En ese sentido se desarrolló la Doctrina Social de la Iglesia desde la Rerum novarum (1891) y fueron surgiendo los diferentes movimientos de acción social cristiana, entre ellos la HOAC (1946).

¿Cuál ha de ser, en este contexto, la tarea a realizar por toda la sociedad y de una forma más especificada por la HOAC? Se trata de una acción centrada en cuatro aspectos o “claves”:

1º. Acompañar y apoyar a los trabajadores en sus situaciones concretas, especialmente de desempleo, precariedad, abuso o explotación, accidentes laborales…

2º. Promover la toma de conciencia de la realidad socio-laboral a través del dialogo, la difusión de textos de análisis de la realidad, la formación sociopolítica cristiana.

3º. Reclamar los cambios legales e institucionales necesarios para preservar la dignidad y los derechos de los trabajadores, la protección social, la integración de los inmigrantes, la igualdad a efectos laborales de la mujer, el acceso al trabajo de los jóvenes…

4º. Ofrecer formas alternativas de vida y organización económica, laboral, social y política.

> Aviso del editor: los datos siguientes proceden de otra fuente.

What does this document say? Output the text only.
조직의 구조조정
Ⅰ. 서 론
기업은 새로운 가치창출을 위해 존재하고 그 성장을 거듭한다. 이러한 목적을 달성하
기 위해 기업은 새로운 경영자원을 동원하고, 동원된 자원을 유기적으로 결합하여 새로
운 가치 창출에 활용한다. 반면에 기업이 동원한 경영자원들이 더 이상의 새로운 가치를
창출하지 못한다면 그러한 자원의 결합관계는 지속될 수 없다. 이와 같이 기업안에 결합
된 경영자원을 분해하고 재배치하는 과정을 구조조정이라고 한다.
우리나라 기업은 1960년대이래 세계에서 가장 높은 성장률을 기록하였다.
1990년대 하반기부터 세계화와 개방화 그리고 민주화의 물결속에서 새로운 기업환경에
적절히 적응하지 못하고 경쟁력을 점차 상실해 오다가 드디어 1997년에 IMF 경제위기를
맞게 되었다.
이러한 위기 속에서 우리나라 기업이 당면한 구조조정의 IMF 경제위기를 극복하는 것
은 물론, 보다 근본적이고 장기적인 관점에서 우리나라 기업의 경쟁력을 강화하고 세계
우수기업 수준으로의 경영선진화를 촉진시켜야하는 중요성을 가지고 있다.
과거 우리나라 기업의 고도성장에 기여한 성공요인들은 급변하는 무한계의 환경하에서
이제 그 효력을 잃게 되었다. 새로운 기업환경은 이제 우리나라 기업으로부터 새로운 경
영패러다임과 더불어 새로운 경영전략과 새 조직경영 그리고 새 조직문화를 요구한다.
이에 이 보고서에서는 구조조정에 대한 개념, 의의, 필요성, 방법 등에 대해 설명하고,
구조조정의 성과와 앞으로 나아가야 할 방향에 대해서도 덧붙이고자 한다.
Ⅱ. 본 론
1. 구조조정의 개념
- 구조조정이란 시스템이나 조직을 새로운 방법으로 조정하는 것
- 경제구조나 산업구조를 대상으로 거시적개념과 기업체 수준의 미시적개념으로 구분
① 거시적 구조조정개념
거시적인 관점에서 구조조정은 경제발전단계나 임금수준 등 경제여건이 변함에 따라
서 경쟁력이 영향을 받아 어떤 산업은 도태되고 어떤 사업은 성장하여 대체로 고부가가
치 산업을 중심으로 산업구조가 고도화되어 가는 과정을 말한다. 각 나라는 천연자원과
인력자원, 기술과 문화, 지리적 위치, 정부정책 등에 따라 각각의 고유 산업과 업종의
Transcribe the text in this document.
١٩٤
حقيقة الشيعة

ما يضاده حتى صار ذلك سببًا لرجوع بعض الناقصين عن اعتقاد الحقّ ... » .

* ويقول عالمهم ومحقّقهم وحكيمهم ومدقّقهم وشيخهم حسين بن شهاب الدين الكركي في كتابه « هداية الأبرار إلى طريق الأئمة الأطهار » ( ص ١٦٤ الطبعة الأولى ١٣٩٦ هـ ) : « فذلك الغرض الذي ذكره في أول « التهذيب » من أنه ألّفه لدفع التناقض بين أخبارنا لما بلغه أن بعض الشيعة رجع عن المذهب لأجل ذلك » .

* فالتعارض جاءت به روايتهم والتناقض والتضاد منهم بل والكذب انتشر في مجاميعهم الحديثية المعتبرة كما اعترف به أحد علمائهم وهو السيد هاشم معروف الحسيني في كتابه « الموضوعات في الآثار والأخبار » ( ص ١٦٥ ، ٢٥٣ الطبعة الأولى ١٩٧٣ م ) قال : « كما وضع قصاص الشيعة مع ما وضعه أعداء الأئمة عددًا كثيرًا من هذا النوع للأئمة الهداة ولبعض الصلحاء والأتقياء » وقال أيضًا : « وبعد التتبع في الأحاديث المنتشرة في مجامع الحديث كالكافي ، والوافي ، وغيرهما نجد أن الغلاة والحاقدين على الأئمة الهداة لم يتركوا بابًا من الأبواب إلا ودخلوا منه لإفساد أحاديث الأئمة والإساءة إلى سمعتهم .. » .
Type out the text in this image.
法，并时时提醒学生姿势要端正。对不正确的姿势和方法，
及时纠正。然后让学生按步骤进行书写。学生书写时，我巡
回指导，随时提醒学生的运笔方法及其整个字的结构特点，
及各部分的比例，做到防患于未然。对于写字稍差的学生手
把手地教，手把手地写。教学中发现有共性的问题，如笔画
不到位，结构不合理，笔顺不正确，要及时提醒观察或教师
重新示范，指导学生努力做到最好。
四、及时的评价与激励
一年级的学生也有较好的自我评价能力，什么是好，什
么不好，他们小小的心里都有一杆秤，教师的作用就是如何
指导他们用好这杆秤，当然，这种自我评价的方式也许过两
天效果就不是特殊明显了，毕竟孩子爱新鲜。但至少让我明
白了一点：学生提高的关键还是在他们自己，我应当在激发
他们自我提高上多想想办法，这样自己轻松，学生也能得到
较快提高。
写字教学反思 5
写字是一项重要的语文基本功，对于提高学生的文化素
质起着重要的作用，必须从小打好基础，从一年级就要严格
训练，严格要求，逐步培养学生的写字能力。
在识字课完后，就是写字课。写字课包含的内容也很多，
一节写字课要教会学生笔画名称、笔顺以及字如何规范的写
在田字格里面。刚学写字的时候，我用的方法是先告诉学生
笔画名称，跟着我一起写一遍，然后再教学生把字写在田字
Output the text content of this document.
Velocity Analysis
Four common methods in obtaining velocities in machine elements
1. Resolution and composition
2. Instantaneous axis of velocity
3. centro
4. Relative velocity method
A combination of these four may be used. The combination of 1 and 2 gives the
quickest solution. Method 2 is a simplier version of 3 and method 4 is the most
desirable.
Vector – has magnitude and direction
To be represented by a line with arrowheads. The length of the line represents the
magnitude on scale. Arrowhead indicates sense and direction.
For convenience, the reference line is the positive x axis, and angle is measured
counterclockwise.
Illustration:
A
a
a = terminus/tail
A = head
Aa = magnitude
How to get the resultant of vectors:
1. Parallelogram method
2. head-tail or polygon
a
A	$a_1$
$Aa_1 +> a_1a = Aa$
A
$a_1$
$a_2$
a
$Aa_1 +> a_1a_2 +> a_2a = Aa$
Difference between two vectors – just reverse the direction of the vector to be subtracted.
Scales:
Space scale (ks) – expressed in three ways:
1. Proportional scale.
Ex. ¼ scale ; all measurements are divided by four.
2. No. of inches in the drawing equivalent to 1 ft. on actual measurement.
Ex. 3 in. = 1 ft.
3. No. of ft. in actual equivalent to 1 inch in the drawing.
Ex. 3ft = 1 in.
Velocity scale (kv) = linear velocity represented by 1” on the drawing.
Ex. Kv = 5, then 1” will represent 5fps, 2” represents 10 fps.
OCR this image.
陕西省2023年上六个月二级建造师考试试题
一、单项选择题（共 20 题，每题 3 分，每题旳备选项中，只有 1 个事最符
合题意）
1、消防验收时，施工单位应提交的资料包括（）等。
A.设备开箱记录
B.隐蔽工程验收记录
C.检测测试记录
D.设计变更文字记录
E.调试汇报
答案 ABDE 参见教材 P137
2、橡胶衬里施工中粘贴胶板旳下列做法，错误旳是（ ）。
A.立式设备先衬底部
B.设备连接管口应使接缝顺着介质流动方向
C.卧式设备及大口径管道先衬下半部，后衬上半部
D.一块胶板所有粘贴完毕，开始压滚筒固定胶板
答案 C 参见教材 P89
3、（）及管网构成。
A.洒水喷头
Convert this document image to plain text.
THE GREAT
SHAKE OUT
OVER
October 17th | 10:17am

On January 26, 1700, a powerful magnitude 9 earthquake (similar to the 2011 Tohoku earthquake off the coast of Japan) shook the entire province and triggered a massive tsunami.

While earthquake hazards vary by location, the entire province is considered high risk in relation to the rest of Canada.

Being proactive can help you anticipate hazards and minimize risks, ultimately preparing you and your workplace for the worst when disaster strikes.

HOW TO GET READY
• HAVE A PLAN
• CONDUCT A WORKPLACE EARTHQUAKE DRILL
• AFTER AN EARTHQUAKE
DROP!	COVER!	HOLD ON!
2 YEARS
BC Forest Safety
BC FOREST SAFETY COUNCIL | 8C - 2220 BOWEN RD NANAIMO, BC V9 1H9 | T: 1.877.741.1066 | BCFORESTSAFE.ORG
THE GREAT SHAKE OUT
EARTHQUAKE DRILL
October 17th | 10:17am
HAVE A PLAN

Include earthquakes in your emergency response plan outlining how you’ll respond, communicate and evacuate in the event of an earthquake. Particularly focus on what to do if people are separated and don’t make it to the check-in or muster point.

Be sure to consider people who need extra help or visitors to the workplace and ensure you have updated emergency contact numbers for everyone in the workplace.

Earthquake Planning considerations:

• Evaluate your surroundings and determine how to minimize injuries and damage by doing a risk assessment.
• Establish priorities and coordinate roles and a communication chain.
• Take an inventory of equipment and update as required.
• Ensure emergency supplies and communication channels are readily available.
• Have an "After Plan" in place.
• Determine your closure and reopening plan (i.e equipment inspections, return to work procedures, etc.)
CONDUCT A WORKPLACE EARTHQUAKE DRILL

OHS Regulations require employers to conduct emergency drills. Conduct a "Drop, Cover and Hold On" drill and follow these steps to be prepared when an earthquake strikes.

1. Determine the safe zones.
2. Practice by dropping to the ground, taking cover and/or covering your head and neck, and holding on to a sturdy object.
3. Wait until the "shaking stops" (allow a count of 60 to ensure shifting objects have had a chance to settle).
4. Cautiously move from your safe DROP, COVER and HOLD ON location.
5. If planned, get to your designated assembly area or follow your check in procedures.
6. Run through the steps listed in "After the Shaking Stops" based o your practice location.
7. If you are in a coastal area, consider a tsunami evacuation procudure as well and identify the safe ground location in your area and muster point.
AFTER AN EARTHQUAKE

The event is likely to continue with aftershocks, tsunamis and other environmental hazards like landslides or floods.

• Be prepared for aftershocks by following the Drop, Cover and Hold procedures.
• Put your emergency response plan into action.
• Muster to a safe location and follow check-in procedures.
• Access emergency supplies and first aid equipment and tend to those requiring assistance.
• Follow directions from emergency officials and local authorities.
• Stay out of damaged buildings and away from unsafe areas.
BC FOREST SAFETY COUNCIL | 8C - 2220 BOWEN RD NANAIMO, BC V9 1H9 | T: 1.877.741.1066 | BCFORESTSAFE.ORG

Un aspecto también acuciante ha de ser promover la política de preservación y cuidado de la Madre Tierra, con sus ramificaciones de carácter industrial, ambiental (contaminación urbana, incendios forestales…), de economía circular…

La HOAC es un movimiento eclesial, pero no ha de acaparar la acción, junto con otros movimientos cristianos, del “Evangelio social” en la Iglesia. Es toda la Iglesia, en su programación y acción pastoral, a todos los niveles, la que ha de conocer y poner en práctica el evangelio y su Doctrina Social. Todos los cristianos, y de modo especial los laicos en las instituciones civiles de las que forman parte, están vocacionados a interpretar  la realidad sociopolítica desde la fe y a promover el cambio o renovación de la estructuras sociopolíticas que determinan decisivamente las condiciones de vida (y muerte) de las personas, el grado de igualdad, justicia, solidaridad –fraternidad– vigente en la sociedad.

Por ello, en su 75° aniversario, la HOAC mantiene en sus manos el timón para orientar, desde el evangelio, la ruta sociopolítica en la sociedad y dinamizar la implicación en la misma de la toda la Iglesia, proclamando: ¡Ahora más que nunca: Trabajo Decente!